When not in Government the NEC, the Shadow
Cabinet, the Parliamentary Committee of the Parliamentary Labour Party (‘PLP’),
the Leaders of the Scottish and Welsh Labour Parties, and the Chair and three
vice Chairs of the NPF and eight Trade Union members of the TULO Contact Group
shall decide which items from the Party programme shall be included in the
manifesto that shall be issued by the NEC prior to every
general election. The joint meeting shall also define the attitude of the Party
to the principal issues raised by the election which are not covered by the
manifesto.”
However, when it
comes to local elections, our Rule Book currently writes in a division of
labour whereby the Party membership does the heavy lifting of campaigning whilst the
Labour Group determines the manifesto (as if we allowed the PLP to determine
the manifesto in a General Election!)
Clause Eight Part One
of Chapter Thirteen of the Rule Book currently provides that; “The local government election campaign
strategy shall be determined by the local Party, normally the Local Campaign
Forum in consultation with the Labour Group. The Labour Group shall
formulate election manifestos in consultation with the local Party and relevant
CLPs.”
What we need is to
write in a formal role for the Party, alongside the Group, in writing the local
manifesto – not because we want such a formal meeting to have to take place and
face the need to vote on differences, but because by writing the Rules this way
we will aim to ensure a consensual approach to the writing of our manifesto in
a local area which respects the role of the local Party (and ultimately – if agreement
is not arrived at by consensus – we need a democratic process that doesn’t
simply raise elected representatives above local Party members).

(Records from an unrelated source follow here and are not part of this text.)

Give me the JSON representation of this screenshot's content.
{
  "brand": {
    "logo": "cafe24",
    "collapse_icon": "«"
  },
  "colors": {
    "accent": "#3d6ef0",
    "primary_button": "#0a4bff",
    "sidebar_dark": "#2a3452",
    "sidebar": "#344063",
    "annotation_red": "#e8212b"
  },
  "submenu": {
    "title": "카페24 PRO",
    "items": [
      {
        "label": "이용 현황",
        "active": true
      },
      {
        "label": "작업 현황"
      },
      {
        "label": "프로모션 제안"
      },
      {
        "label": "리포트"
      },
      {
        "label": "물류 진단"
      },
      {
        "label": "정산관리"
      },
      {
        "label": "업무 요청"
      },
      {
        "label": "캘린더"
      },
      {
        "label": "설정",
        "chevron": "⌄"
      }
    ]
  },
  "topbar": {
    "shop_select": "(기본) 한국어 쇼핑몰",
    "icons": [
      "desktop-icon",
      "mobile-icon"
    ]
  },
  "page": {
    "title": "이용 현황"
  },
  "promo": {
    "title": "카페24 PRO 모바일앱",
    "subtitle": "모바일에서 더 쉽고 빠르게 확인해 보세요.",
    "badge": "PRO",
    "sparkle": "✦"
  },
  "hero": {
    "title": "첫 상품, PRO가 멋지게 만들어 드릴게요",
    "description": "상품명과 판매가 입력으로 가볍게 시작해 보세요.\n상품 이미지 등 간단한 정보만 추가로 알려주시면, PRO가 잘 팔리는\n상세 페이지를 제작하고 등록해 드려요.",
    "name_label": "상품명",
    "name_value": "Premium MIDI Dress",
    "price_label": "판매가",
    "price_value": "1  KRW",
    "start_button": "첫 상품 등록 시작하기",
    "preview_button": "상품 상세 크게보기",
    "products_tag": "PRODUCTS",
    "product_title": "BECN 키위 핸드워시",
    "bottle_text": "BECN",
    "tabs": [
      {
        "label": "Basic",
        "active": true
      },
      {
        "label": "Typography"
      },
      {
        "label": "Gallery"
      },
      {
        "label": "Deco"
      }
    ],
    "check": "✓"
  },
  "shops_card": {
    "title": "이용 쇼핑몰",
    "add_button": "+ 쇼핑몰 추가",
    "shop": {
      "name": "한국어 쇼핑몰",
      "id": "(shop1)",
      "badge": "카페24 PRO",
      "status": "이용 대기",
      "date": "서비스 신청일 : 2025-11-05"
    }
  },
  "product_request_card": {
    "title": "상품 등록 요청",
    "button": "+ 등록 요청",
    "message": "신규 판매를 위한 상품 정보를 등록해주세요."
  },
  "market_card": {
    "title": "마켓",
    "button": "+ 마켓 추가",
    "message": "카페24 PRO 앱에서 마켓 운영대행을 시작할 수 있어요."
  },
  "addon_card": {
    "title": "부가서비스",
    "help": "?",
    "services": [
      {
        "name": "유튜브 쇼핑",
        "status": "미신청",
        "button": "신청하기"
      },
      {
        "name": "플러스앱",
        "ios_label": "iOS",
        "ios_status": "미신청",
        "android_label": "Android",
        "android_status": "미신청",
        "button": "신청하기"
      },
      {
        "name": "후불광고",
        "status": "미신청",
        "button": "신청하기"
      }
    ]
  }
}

What I have suggested to the
Democracy Review is what follows;
Chapter
13 Clause VIII Part One should be amended to read as follows;
“The local government election campaign
strategy shall be determined by the local Party, normally the Local Campaign
Forum in consultation with the Labour Group. Election Manifestos shall be
agreed, as far in advance of each election as is practicable and appropriate,
at a joint meeting of the Local Campaign Forum (or equivalent) and the Labour
Group, also including two additional representatives of each Constituency
Labour Party within the relevant local authority area (to be nominated by the
Executive of the CLP) and six additional representatives of affiliates (elected
by and from delegates from affiliates to CLPs within the relevant local
authority area). The joint meeting shall also define the attitude of the Party
to the principal issues raised by the election which are not covered by the
manifesto.”
This amendment –
and you might be able to think of something better which you could submit online – would
open up the process of writing local election manifestos to the wider Party. In
a slow process of change Labour Councillors are accepting that the new, mass
membership, socialist led, Labour Party is not the Party it was a few years ago
and that professional politicians are not in charge (and never again will be).
Forward looking
Labour Councillors are already preparing themselves for the collaborative
future in which the Party and our elected representatives work together to
advance socialist politics – and there is room in this future for all those who
want to work together to achieve the socialist objectives of the Party.
Ahead of any
rule changes which may or may not emerge from the Democracy Review, we can –
and will – work together to develop local Labour manifestos which command the enthusiastic
support of the Party’s mass membership – and in Brighton and Hove I am
confident that we will now find a positive way forward. I wish luck to comrades
elsewhere in the country seeking the same end.